19.08.2014 09:52 |

Mit Satire-Tags

Facebook will Nutzern helfen, Spaß zu verstehen

Das soziale Netzwerk Facebook hat auf seiner englischsprachigen Website zu Testzwecken einen Satire-Tag eingeführt, der Nutzern dabei helfen soll, zwischen echten Nachrichten und nicht ganz ernst gemeinten Schmunzel-Beiträgen satirischer Websites zu unterscheiden. Die Funktion sei eine Reaktion auf die Wünsche der Nutzer, heißt es von Facebook.

"Wir machen einen kleinen Test, in dem der Text '[Satire]' vor Links zu satirischen Artikeln in der Box für ähnliche Artikel im News Feed angezeigt wird", zitiert die britische TV-Anstalt BBC einen Facebook-Sprecher.

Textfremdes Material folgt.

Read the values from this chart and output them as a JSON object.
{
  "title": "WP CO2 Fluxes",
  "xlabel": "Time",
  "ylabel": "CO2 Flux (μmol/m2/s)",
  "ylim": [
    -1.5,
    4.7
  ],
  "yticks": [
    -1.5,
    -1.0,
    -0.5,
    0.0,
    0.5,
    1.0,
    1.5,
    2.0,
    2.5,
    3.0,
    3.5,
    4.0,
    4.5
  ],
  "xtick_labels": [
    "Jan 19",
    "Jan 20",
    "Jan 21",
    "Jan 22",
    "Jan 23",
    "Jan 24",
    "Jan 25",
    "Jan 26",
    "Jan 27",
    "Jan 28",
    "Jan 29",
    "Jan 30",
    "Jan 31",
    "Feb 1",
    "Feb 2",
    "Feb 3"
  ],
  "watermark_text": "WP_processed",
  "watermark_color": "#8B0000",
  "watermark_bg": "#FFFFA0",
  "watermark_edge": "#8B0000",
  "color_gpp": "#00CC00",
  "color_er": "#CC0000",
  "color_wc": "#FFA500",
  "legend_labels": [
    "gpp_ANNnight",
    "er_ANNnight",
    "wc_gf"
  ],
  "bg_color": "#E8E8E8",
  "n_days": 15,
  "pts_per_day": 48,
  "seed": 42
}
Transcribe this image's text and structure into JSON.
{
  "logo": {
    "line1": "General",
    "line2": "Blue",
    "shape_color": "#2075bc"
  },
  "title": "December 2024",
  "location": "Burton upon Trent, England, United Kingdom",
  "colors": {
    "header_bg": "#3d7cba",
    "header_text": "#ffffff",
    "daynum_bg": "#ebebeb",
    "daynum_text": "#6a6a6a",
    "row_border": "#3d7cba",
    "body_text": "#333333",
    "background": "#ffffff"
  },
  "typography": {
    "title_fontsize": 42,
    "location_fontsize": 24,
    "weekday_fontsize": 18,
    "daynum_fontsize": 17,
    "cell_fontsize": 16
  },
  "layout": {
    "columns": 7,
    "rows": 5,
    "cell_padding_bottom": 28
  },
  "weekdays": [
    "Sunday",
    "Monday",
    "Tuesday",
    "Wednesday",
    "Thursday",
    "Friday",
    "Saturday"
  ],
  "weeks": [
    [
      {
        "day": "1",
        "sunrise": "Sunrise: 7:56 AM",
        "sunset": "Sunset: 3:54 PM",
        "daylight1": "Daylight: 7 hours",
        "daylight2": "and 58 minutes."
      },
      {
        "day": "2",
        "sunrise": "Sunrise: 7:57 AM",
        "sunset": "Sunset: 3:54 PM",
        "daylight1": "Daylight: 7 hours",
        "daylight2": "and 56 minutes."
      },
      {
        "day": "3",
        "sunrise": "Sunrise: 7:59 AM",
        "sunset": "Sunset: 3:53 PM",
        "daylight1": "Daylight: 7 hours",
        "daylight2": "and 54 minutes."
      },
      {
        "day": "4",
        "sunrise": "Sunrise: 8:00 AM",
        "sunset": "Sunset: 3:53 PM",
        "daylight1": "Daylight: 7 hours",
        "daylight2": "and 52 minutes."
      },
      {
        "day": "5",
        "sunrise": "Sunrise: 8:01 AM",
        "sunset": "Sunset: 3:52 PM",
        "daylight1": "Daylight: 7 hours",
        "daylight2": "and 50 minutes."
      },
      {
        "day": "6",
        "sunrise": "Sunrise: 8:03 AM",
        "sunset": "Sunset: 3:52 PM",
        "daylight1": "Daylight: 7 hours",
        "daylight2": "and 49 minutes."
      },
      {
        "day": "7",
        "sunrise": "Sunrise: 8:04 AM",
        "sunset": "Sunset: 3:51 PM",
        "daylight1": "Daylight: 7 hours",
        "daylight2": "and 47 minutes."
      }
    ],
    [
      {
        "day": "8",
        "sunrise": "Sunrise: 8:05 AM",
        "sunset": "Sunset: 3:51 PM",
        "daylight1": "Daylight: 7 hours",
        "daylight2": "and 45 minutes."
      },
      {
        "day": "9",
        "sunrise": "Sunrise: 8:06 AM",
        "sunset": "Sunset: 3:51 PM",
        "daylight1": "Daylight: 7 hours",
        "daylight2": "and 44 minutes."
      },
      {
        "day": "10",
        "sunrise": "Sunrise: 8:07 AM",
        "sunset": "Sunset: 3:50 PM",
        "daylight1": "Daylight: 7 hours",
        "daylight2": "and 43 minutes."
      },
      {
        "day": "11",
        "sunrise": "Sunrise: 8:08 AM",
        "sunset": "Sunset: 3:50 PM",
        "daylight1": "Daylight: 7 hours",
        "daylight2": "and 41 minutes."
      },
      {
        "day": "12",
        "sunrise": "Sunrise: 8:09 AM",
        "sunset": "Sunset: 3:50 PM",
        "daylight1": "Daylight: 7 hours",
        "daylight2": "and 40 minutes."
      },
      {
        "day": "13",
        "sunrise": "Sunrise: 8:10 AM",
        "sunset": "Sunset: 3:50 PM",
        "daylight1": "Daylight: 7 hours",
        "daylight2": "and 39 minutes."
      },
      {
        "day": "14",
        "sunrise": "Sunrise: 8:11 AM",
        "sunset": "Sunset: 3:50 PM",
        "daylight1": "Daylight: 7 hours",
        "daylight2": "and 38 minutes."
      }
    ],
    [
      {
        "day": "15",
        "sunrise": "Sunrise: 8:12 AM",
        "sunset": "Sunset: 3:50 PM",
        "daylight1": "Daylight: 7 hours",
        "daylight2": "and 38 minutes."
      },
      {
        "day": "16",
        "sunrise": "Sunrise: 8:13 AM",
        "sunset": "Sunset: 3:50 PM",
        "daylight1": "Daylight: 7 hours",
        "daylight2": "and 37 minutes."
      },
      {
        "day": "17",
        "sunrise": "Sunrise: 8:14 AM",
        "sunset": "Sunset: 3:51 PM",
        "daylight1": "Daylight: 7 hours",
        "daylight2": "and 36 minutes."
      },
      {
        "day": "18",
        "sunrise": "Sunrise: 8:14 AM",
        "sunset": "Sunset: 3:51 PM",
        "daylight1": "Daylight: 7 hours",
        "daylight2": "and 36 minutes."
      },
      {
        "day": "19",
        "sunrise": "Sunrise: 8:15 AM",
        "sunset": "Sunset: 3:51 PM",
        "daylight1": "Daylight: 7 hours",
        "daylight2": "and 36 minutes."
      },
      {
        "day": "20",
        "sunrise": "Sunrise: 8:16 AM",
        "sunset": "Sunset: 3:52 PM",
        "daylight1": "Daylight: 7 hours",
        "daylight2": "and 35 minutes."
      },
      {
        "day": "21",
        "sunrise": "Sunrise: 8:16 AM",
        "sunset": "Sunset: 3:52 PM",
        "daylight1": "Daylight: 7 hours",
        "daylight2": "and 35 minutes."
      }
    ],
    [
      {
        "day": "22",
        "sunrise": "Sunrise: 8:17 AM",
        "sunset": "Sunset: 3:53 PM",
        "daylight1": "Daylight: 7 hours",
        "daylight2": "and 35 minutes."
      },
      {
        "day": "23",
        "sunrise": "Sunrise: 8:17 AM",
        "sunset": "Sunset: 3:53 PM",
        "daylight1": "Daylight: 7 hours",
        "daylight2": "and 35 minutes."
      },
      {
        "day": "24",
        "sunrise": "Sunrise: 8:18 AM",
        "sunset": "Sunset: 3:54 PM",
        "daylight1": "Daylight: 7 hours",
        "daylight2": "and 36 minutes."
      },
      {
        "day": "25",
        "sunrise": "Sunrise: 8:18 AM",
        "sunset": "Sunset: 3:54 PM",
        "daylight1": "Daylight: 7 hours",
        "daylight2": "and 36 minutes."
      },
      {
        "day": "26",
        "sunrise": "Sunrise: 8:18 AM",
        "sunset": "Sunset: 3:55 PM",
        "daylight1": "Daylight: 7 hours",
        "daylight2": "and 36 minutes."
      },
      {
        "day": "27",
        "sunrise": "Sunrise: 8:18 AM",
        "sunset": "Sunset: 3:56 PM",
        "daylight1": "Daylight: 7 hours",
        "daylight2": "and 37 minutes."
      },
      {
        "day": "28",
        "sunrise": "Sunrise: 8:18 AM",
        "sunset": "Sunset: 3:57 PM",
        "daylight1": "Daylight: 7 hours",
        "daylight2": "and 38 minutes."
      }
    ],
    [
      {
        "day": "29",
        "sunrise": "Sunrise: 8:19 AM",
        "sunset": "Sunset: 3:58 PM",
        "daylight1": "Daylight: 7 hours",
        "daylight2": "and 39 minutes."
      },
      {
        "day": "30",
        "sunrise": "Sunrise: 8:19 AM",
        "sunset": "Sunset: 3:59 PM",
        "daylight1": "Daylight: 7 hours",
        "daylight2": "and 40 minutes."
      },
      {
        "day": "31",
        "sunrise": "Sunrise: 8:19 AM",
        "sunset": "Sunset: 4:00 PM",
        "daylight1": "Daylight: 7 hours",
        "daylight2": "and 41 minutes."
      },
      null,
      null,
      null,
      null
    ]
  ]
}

Laut Facebook habe man die Satire-Kennzeichnung auf vielfachen Wunsch der Nutzer erdacht, da diese häufig nicht zwischen echten Nachrichten und mit Augenzwinkern gemeinten Satire-News unterscheiden konnten.

Sogar seriöse Medien fallen auf Satire herein
Tatsächlich sind in der Vergangenheit nicht nur die Nutzer des sozialen Netzwerks auf solche Spaßmeldungen hereingefallen, sondern sogar einige seriöse Medien. So machte beispielsweise das österreichische Satire-Portal "Die Tagespresse" mit der Meldung international Schlagzeilen, dass US-Enthüller Edward Snowden in Wien gelandet sei.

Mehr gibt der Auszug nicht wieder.